Wood duck parents frequently put some of their eggs in the nests of other birds as brood parasites. It’s a method for having as many children as possible reach maturity, and it may lead to some unusual scenarios.
According to National Geographic, Laurie Wolf, a wildlife artist and amateur photographer, observed a little fluffy bird bobbing up and down within the nest box in her Jupiter, Florida, garden one day. An eastern screech owl had set up residence there a few weeks prior, so Wolf assumed it was an owl chick. But it wasn’t the case.
The photographer and her husband eventually caught a sight of the mother owl peeking her head out of the nest box as a storm rolled in and the sky darkened. And there was a small yellow-and-black duckling peeking out from her side.
“They were just sitting there side by side,” Wolf explained. “It’s impossible to believe.” To this day, I find it hard to believe.”
Wold phoned a raptor specialist once she recovered from her surprise, as she was afraid that the predatory owl might eat the wood duck chick. Following the expert’s confirmation that the duckling was in danger, a local wildlife sanctuary promised to care for the animal if she managed to catch it.
However, just as she and her husband were going to attempt to capture the small bird, it leaped from the nest box and “beelined” to a nearby pond. Since then, the pair hasn’t seen it.
“I don’t think I’ll ever have another event like that in my life,” Wolf remarked.
However, Christian Artuso, the Manitoba director of Bird Studies Canada, believes she may be mistaken. Wood ducks have previously been observed coexisting alongside eastern screech owls. In 2005, while researching eastern screech owls for his Ph.D., Artuso made a similar finding. According to Artuso, who reported the findings in the Wilson Journal of Ornithology in 2007, the female owl was able to incubate and hatch three wood duck offspring in that circumstance.
“It’s not well documented, but it does occur,” Artuso said. “We know it happens, but we have no idea how often it happens.” So seeing another example of this made me pleased.”
Wood ducks, like cuckoos, are brood parasites, which means that their parents may occasionally deposit an egg or two in the nest of another wood duck or a closely similar species. Spreading their eggs in this way increases their chances of passing on their genes marginally, particularly if they lose their own eggs to a predator.
Other instances of birds of prey incubating waterfowl eggs have been documented, such as an American kestrel hatching a bufflehead and an osprey raising a clutch of Canada geese.
But why doesn’t the female predator notice she’s sitting on the incorrect eggs? Wood duck eggs, for example, are not just oblong in form but also nearly double the size of owl eggs.

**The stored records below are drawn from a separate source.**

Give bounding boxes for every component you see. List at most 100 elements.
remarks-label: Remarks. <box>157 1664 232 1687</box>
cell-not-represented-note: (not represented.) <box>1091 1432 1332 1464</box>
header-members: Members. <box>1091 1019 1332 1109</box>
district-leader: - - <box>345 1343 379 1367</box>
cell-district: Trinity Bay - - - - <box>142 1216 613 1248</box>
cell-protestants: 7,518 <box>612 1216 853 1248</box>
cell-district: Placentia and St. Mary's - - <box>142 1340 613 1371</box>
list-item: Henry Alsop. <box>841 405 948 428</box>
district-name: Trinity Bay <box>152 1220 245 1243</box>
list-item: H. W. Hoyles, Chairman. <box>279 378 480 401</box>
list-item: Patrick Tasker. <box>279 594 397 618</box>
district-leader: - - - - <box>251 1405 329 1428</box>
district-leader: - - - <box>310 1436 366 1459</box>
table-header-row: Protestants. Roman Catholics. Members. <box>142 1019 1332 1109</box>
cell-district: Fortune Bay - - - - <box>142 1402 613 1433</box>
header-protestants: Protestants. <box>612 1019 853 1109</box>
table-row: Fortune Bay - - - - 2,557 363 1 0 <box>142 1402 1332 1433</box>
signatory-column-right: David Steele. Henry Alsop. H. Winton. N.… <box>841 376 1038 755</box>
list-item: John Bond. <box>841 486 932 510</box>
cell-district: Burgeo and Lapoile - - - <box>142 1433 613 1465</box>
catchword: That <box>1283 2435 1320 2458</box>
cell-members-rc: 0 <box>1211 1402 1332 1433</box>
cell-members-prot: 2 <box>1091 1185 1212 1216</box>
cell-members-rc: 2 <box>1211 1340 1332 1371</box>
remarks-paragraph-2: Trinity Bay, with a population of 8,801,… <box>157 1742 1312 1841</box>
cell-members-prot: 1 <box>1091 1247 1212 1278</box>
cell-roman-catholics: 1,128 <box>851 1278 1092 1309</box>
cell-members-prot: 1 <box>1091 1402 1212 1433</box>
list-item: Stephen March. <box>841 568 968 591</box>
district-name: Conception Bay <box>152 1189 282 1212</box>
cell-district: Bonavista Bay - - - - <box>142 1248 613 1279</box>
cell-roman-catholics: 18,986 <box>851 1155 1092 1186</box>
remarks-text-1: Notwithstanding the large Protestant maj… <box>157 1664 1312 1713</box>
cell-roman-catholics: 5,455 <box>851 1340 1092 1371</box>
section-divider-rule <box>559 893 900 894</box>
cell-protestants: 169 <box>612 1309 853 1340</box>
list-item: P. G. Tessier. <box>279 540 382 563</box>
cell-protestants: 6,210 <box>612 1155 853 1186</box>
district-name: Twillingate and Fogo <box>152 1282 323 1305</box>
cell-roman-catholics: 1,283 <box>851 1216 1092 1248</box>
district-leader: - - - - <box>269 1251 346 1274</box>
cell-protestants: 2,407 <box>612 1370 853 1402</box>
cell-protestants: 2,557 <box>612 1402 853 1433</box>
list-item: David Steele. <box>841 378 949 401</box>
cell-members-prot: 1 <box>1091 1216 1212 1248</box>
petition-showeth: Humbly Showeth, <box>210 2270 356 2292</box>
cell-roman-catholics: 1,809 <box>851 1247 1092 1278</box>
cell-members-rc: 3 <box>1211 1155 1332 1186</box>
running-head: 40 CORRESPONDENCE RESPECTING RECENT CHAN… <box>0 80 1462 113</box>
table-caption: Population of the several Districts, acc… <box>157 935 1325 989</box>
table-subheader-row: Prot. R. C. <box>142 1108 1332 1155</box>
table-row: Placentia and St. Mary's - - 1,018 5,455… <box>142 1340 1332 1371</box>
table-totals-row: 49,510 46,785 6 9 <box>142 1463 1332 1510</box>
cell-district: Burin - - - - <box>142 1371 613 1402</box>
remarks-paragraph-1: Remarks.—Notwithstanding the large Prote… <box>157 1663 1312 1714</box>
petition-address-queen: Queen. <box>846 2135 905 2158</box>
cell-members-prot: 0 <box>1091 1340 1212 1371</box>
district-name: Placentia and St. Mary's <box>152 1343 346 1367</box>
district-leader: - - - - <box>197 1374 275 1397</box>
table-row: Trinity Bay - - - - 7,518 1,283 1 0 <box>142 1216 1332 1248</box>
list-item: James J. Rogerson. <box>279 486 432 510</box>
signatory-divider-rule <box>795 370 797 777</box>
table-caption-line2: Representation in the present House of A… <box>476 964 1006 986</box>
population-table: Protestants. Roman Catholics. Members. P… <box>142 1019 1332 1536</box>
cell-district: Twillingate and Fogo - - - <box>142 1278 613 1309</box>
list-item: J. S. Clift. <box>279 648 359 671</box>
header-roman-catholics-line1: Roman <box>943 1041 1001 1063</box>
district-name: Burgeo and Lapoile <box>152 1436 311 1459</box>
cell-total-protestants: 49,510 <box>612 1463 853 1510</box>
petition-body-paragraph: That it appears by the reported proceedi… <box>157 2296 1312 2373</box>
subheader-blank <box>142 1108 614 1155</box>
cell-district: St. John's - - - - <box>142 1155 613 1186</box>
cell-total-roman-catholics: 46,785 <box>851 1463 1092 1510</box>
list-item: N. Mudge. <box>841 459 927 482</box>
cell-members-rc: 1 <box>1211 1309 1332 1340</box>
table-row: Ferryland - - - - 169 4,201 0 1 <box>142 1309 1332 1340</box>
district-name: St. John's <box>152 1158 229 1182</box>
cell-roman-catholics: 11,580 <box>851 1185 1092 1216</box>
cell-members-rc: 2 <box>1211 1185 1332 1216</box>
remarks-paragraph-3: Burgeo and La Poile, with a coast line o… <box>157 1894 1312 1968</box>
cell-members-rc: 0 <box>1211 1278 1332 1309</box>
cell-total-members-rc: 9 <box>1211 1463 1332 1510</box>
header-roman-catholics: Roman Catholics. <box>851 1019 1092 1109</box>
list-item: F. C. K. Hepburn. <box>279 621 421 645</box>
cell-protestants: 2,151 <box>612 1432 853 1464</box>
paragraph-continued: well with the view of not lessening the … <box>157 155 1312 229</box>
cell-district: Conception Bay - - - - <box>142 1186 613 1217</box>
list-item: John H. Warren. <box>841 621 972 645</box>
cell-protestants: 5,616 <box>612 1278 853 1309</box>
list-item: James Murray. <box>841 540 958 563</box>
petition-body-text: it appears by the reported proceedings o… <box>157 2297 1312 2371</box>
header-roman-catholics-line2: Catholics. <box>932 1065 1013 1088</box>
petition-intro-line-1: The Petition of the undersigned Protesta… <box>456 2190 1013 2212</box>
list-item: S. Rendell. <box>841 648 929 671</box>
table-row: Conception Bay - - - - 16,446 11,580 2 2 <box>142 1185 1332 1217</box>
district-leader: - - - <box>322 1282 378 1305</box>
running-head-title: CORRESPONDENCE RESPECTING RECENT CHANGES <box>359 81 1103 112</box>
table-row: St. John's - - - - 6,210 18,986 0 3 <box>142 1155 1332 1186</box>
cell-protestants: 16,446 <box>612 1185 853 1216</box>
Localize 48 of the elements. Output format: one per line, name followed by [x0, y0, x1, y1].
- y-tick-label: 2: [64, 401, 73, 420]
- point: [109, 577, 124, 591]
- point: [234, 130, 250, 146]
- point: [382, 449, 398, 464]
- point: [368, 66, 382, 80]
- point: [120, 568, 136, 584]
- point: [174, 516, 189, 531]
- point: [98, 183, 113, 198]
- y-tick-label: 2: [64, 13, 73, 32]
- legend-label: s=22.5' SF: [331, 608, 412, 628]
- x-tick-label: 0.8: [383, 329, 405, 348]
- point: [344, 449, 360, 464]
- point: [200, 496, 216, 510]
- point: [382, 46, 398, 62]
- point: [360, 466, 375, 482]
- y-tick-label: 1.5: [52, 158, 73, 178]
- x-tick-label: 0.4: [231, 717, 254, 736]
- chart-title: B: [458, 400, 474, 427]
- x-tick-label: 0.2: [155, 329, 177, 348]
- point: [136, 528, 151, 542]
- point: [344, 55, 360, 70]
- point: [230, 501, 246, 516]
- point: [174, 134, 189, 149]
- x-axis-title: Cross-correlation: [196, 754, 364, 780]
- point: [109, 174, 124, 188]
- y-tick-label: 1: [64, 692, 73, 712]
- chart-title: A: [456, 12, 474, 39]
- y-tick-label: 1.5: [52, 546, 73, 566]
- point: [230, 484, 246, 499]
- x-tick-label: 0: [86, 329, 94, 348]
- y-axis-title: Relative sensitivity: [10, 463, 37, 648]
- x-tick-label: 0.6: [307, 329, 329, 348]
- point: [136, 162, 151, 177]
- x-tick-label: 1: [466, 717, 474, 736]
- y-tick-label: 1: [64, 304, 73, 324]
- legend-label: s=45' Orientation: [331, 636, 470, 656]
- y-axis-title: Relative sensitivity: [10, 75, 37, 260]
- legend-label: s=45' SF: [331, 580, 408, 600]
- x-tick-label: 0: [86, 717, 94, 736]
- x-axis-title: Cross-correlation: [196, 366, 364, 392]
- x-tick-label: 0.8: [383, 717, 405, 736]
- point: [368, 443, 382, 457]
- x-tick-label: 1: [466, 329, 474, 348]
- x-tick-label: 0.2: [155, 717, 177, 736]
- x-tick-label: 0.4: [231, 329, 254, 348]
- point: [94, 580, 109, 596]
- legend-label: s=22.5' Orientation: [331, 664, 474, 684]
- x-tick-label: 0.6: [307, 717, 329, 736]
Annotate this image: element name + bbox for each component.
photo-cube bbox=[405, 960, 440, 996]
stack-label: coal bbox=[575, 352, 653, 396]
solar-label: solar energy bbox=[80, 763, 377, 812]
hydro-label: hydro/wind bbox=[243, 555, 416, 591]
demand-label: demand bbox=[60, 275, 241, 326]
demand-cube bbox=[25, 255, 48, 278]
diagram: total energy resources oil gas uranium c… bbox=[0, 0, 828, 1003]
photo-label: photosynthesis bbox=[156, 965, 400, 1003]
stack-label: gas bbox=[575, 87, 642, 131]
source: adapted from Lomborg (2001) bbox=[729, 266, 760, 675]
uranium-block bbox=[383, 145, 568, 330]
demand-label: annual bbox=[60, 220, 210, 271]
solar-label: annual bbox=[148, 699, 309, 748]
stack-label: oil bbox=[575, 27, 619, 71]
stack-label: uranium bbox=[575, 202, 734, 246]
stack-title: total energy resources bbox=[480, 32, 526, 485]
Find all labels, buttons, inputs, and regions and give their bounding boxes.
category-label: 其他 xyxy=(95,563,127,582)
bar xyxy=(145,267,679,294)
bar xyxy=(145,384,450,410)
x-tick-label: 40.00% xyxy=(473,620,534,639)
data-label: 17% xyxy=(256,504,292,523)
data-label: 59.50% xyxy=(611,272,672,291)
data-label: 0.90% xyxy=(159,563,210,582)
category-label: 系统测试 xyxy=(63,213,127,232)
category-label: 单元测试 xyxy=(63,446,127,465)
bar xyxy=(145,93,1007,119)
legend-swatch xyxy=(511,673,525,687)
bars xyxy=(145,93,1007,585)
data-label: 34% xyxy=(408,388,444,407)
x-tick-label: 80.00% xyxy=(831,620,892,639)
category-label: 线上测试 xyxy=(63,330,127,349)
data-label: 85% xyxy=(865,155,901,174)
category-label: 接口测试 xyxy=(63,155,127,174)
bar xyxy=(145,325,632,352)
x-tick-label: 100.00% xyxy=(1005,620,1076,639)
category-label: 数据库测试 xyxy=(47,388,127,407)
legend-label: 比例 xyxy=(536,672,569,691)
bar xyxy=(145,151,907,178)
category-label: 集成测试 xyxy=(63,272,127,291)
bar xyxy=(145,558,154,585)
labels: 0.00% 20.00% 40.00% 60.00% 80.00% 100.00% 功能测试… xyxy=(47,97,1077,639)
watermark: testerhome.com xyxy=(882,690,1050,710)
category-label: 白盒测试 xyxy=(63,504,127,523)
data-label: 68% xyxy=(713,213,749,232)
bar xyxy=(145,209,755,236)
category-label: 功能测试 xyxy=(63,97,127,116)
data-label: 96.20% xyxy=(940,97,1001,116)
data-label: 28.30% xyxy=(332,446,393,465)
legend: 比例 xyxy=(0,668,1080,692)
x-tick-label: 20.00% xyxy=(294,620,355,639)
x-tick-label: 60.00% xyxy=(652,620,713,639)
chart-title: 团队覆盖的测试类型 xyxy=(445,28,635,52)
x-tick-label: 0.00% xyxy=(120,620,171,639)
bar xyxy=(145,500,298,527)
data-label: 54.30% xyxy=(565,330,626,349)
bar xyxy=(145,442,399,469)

According to Artuso, it’s hard to know what’s going on inside the wild owl’s mind, but the incident might be an example of “supernormal stimulation.”
“The parents may be thinking to themselves, ‘Oh my gosh!’ This egg is enormous! We’re going to have the most amazing baby!”
However, it’s more likely that it occurs so infrequently that the eastern screech owl hasn’t evolved a defense.
But, more importantly, has the duckling survived? It may have, according to Artuso. Wood duck chicks are precocial, which means they are self-sufficient from the start. There have also been several instances where chicks from one brood have mated with chicks from another brood.
So, even if it was born by an owl, the small wood duck chick may have survived.